Hyperdimensional computing (HDC) is a brain-inspired paradigm valued for its noise robustness, parallelism, energy efficiency, and low computational overhead. Hardware accelerators are being explored to further enhance their performance, but current solutions are often limited by application specificity and the latency of encoding and similarity search. This paper presents a generalized, reconfigurable on-chip training and inference architecture for HDC, utilizing spin-orbit-torque magnetic random access memory (SOT-MRAM) based content-addressable memory (SOT-CAM). The proposed SOT-CAM array integrates storage and computation, enabling in-memory execution of key HDC operations: binding (bitwise multiplication), permutation (bit shfiting), and efficient similarity search. Furthermore, a novel bit drop method-based permutation backed by holographic information representation of HDC is proposed which replaces conventional permutation execution in hardware resulting in a 6x latency improvement, and an HDC-specific adder reduces energy and area by 1.51X and 1.43x, respectively. To mitigate the parasitic effect of interconnects in the similarity search, a four-stage voltage scaling scheme has been proposed to ensure an accurate representation of the Hamming distance. Benchmarked at 7nm, the architecture achieves energy reductions of 21.5x, 552.74x, 1.45x, and 282.57x for addition, permutation, multiplication, and search operations, respectively, compared to CMOS-based HDC. Against state-of-the-art HDC accelerators, it achieves a 2.27x lower energy consumption and outperforms CPU and eGPU implementations by 2702x and 23161x, respectively, with less than 3% drop in accuracy.

Paper Structure

This paper contains 30 sections, 14 figures, 1 table.

Figures (14)

  • Figure 1: Simplified dataflow of HDC model training, retraining and inference.
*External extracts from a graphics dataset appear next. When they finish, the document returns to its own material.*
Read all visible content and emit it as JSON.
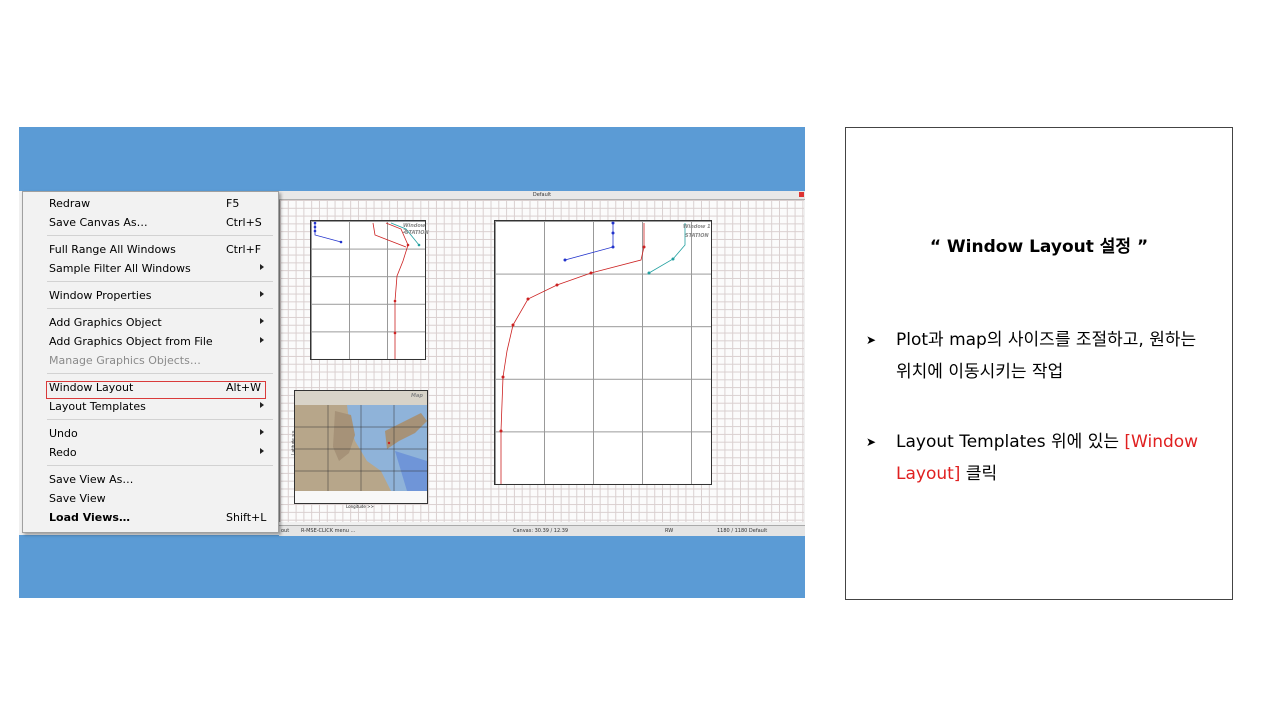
{
  "menu": {
    "items": [
      {
        "label": "Redraw",
        "shortcut": "F5",
        "submenu": false
      },
      {
        "label": "Save Canvas As…",
        "shortcut": "Ctrl+S",
        "submenu": false
      },
      {
        "label": "Full Range All Windows",
        "shortcut": "Ctrl+F",
        "submenu": false
      },
      {
        "label": "Sample Filter All Windows",
        "shortcut": "",
        "submenu": true
      },
      {
        "label": "Window Properties",
        "shortcut": "",
        "submenu": true
      },
      {
        "label": "Add Graphics Object",
        "shortcut": "",
        "submenu": true
      },
      {
        "label": "Add Graphics Object from File",
        "shortcut": "",
        "submenu": true
      },
      {
        "label": "Manage Graphics Objects…",
        "shortcut": "",
        "submenu": false,
        "disabled": true
      },
      {
        "label": "Window Layout",
        "shortcut": "Alt+W",
        "submenu": false,
        "highlighted": true
      },
      {
        "label": "Layout Templates",
        "shortcut": "",
        "submenu": true
      },
      {
        "label": "Undo",
        "shortcut": "",
        "submenu": true
      },
      {
        "label": "Redo",
        "shortcut": "",
        "submenu": true
      },
      {
        "label": "Save View As…",
        "shortcut": "",
        "submenu": false
      },
      {
        "label": "Save View",
        "shortcut": "",
        "submenu": false
      },
      {
        "label": "Load Views…",
        "shortcut": "Shift+L",
        "submenu": false,
        "bold": true
      }
    ]
  },
  "canvas": {
    "title": "Default",
    "windows": {
      "window2_label": "Window 2",
      "window2_station": "STATION",
      "window1_label": "Window 1",
      "window1_station": "STATION",
      "map_label": "Map",
      "map_xlabel": "Longitude >>",
      "map_ylabel": "Latitude >>"
    },
    "status": {
      "left": "out",
      "hint": "R-MSE-CLICK menu ...",
      "canvas": "Canvas: 30.39 / 12.39",
      "rw": "RW",
      "right": "1180 / 1180 Default"
    }
  },
  "panel": {
    "title": "“ Window Layout 설정 ”",
    "bullets": [
      {
        "text": "Plot과 map의 사이즈를 조절하고, 원하는 위치에 이동시키는 작업"
      },
      {
        "text_before": "Layout Templates 위에 있는 ",
        "text_red": "[Window Layout]",
        "text_after": " 클릭"
      }
    ],
    "accent_color": "#e02020",
    "bullet_icon": "arrow-bullet-icon"
  },
  "colors": {
    "banner": "#5b9bd5",
    "highlight_box": "#d93a3a"
  }
}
During training encoded HV are added to corresponding class HV. In retraining, encoded HV are subtracted from the mispredicted class HV and added to correct class HV. In inference, most similar class is given as prediction.
  • Figure 2: a) 3T2MTJ SOT-CAM cell. b) Equivalent circuit
  • Figure 3: Proposed HyDra architecture with SOT-CAM.
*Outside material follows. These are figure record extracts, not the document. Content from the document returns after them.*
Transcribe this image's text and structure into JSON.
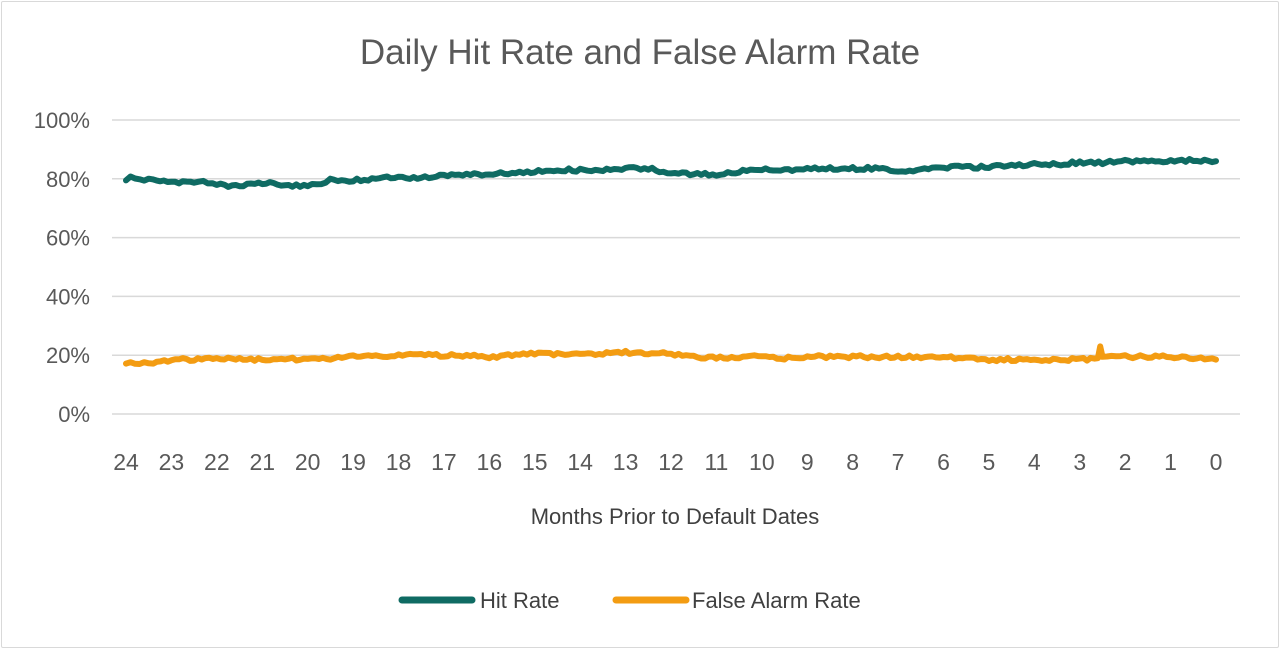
{
  "chart_data": {
    "type": "line",
    "title": "Daily Hit Rate and False Alarm Rate",
    "xlabel": "Months Prior to Default Dates",
    "ylabel": "",
    "x_ticks": [
      "24",
      "23",
      "22",
      "21",
      "20",
      "19",
      "18",
      "17",
      "16",
      "15",
      "14",
      "13",
      "12",
      "11",
      "10",
      "9",
      "8",
      "7",
      "6",
      "5",
      "4",
      "3",
      "2",
      "1",
      "0"
    ],
    "xlim": [
      24,
      0
    ],
    "y_ticks": [
      "0%",
      "20%",
      "40%",
      "60%",
      "80%",
      "100%"
    ],
    "ylim": [
      0,
      100
    ],
    "grid": true,
    "legend_position": "bottom",
    "series": [
      {
        "name": "Hit Rate",
        "color": "#0f6b63",
        "x": [
          24,
          23.8,
          23.5,
          23,
          22.5,
          22.3,
          22,
          21.5,
          21,
          20.5,
          20,
          19.8,
          19.5,
          19,
          18.5,
          18,
          17.5,
          17,
          16.5,
          16,
          15.5,
          15,
          14.5,
          14,
          13.5,
          13,
          12.5,
          12,
          11.5,
          11,
          10.5,
          10,
          9.5,
          9,
          8.5,
          8,
          7.5,
          7,
          6.5,
          6,
          5.5,
          5,
          4.5,
          4,
          3.5,
          3,
          2.5,
          2,
          1.5,
          1,
          0.5,
          0
        ],
        "values": [
          80,
          80.5,
          79.5,
          79,
          78.5,
          79,
          78,
          77.5,
          78.5,
          78,
          77.5,
          78,
          79.5,
          79.5,
          80,
          80.5,
          80.5,
          81,
          81.5,
          81.5,
          82,
          82.5,
          83,
          83,
          83,
          83.5,
          83.5,
          82,
          81.5,
          81.5,
          82.5,
          83,
          83,
          83.5,
          83.5,
          83.5,
          83.5,
          82.5,
          83,
          84,
          84,
          84,
          84.5,
          85,
          85,
          85.5,
          85.5,
          86,
          86,
          86,
          86.5,
          86
        ]
      },
      {
        "name": "False Alarm Rate",
        "color": "#f39c12",
        "x": [
          24,
          23.7,
          23.4,
          23,
          22.5,
          22,
          21.5,
          21,
          20.5,
          20,
          19.5,
          19,
          18.5,
          18,
          17.5,
          17,
          16.5,
          16,
          15.5,
          15,
          14.5,
          14,
          13.5,
          13,
          12.5,
          12,
          11.5,
          11,
          10.5,
          10,
          9.5,
          9,
          8.5,
          8,
          7.5,
          7,
          6.5,
          6,
          5.5,
          5,
          4.5,
          4,
          3.5,
          3,
          2.6,
          2.55,
          2.5,
          2.3,
          2,
          1.5,
          1,
          0.5,
          0
        ],
        "values": [
          17.5,
          17,
          17.5,
          18.5,
          18.5,
          19,
          18.5,
          18.5,
          18.5,
          19,
          19,
          19.5,
          19.5,
          20,
          20,
          20,
          20,
          19.5,
          20,
          20.5,
          20.5,
          20.5,
          20.5,
          21,
          20.5,
          20.5,
          19.5,
          19,
          19.5,
          19.5,
          19,
          19.5,
          19.5,
          19.5,
          19.5,
          19.5,
          19.5,
          19.5,
          19,
          18.5,
          18.5,
          18.5,
          18.5,
          18.5,
          19,
          23,
          19,
          19.5,
          19.5,
          19.5,
          19.5,
          19,
          18.5
        ]
      }
    ]
  }
}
  • Figure 4: a) Simple SOT-CAM cell design. b) The proposed $5T2MTJ$ SOT-CAM cell design for the HDC array. c) Proposed array level design (one column). PMOS connected to the $E_{ML}$ propagates the XOR output to the write driver, $WRX$. And NMOS connects the cell to the corresponding ML during search. d) Output waveform during performing an XOR-Write operation. First phase, XOR operation is performed by enabling search line (i.e., $V(SL)$ is high for first 1ns). Target WL(e.g. $WL2$) is turned on in second phase to write the XOR output. Voltage difference between $WR$ and $WR'$ is $~78mV$ that result in sufficient SOT current ($156uA$) to write with certainty.
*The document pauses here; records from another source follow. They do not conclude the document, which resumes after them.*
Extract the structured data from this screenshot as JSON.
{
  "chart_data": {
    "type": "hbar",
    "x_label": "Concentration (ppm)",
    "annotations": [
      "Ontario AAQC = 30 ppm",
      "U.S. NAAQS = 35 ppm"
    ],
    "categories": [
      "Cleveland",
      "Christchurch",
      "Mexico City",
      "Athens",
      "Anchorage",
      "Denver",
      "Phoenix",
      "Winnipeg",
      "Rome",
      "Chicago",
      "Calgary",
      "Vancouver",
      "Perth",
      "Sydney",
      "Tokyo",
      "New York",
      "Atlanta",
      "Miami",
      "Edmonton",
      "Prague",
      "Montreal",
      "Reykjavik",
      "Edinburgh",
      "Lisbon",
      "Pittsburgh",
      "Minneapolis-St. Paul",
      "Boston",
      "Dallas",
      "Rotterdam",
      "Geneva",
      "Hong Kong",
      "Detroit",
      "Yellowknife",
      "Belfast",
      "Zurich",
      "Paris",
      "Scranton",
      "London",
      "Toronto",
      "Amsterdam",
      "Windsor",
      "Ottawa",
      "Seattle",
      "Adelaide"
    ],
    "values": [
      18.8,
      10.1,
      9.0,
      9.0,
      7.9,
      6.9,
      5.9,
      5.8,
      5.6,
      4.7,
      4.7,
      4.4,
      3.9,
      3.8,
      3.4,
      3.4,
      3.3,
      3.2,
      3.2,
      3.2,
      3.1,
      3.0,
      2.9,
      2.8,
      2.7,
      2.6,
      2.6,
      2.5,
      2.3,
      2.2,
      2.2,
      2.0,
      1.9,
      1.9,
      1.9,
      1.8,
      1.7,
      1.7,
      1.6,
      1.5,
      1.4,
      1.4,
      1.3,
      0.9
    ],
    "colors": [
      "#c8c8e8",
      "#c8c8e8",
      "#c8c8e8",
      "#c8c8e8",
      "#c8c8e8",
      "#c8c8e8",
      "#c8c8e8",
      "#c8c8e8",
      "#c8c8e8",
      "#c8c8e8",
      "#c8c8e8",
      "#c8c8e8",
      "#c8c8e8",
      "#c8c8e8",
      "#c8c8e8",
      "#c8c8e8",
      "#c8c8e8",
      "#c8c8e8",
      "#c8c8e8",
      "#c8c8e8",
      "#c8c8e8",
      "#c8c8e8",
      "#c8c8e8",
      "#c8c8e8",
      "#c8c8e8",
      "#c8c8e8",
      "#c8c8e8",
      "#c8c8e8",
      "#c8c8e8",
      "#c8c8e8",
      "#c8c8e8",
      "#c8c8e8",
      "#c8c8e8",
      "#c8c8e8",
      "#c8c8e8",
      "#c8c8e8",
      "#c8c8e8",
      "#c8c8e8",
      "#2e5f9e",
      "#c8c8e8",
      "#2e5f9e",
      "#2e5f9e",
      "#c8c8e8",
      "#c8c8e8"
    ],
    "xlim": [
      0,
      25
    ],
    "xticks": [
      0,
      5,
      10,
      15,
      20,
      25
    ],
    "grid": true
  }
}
  • Figure 5: a) Multiplication mapping on SOT-CAM array. One operand HV is loaded in SL where another one is in the array, and elementwise output is passed through $WRX$ node. b) Similarity search mapping. Query HV is applied in $SL$ and candidate HVs are inside the CAM arrays. Similarity search between query and all candidate HVs in the array is fully parallel where the Hamming distances are reflected in the corresponding ML current.